Photo-Switchable Surfactants for Responsive Air-Water Interfaces: Azo vs. Arylazopyrazole Amphiphiles

TL;DR

This study compares azobenzene and arylazopyrazole surfactants, revealing that AAP-based surfactants exhibit significantly greater interfacial property changes upon E/Z isomerization, driven by their molecular structure and interactions.

Contribution

It provides detailed interfacial analysis of AAP versus azo surfactants, highlighting the superior responsiveness of AAPs due to their molecular structure.

Findings

AAP surfactants show larger changes in surface excess upon isomerization.

Interfacial molecular order varies significantly for AAPs but not for azo surfactants.
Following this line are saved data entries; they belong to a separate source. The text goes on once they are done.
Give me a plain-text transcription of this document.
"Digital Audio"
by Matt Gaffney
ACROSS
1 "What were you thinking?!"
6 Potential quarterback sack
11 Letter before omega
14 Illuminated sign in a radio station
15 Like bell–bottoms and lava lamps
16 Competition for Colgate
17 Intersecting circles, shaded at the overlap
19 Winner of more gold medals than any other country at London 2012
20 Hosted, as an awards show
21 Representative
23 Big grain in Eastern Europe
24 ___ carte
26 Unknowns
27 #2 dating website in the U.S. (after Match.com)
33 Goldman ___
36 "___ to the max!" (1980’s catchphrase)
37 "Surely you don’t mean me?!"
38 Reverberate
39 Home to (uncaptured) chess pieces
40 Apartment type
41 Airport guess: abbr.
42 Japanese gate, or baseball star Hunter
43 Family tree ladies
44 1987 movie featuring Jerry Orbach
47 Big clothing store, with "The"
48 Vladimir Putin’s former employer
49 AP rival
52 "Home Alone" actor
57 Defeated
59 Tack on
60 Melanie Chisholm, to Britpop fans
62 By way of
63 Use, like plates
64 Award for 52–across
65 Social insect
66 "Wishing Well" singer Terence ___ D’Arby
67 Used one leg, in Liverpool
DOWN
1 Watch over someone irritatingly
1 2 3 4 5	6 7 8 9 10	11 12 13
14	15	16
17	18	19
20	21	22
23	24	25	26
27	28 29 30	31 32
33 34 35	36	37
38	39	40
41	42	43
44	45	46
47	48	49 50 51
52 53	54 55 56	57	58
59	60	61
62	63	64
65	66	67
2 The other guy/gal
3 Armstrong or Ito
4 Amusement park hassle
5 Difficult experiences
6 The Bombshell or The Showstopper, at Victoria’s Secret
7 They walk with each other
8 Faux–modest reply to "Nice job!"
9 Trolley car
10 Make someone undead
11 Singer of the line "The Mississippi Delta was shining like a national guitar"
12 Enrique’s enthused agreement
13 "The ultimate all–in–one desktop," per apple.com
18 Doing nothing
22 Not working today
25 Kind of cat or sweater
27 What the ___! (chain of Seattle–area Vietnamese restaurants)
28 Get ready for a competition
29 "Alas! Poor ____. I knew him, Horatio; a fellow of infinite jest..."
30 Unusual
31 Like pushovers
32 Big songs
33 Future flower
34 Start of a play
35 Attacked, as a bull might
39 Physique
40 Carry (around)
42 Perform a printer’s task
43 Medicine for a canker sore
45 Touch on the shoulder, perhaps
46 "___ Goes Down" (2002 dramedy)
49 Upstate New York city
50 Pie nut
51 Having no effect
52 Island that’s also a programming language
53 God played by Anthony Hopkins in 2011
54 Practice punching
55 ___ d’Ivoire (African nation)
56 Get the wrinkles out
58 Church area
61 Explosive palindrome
E/Z isomerization induces substantial interfacial property changes in AAPs.

Abstract

Arylazopyrazoles (AAPs) as substitutes for azo derivatives have gained considerable attention due to their superior properties offering E/Z photo-isomerization with high yield. In order to compare and quantify their performance, azobenzene tetraethylammonium (Azo-TB) and arylazopyrazole tetraethylammonium (AAP-TB) bromides were synthesized and characterized in the bulk (water) using NMR spectroscopy. At the air-water interface complementary information from vibrational sum-frequency generation (SFG) spectroscopy and neutron reflectometry (NR) has revealed the effects of E/Z isomerization in great detail. In bulk water the photostationary states of >89% for E/Z switching in both directions were very similar for the surfactants, while their interfacial behavior was substantially different. In particular, the surface excess $\Gamma$ of the surfactants changed drastically between E/Z isomers for AAP-TB (maximum change of $\Gamma$: 2.15 $\mu$mol/m$^2$); for Azo-TB the change was only moderate (maximum change of $\Gamma$: 1.02 $\mu$mol/m$^2$). Analysis of SFG spectra revealed that strong non-resonant contributions that heterodyned the resonant vibrational bands were proportional to $\Gamma$, enabling the aromatic C-H band to be interpreted as an indicator for changes in interfacial molecular order. Close comparison of $\Gamma$ from NR with the SFG amplitude from the aromatic C-H stretch as a function of concentrations and E/Z conformation revealed substantial molecular order changes for AAP-TB. In contrast, only $\Gamma$ and not the molecular order varied for Azo-TB. These differences in interfacial properties are attributed to the molecular structure of the AAP center that enables favorable lateral interactions at the air-water interface, causing closed-packed interfacial layers and substantial changes during E/Z photo-isomerization.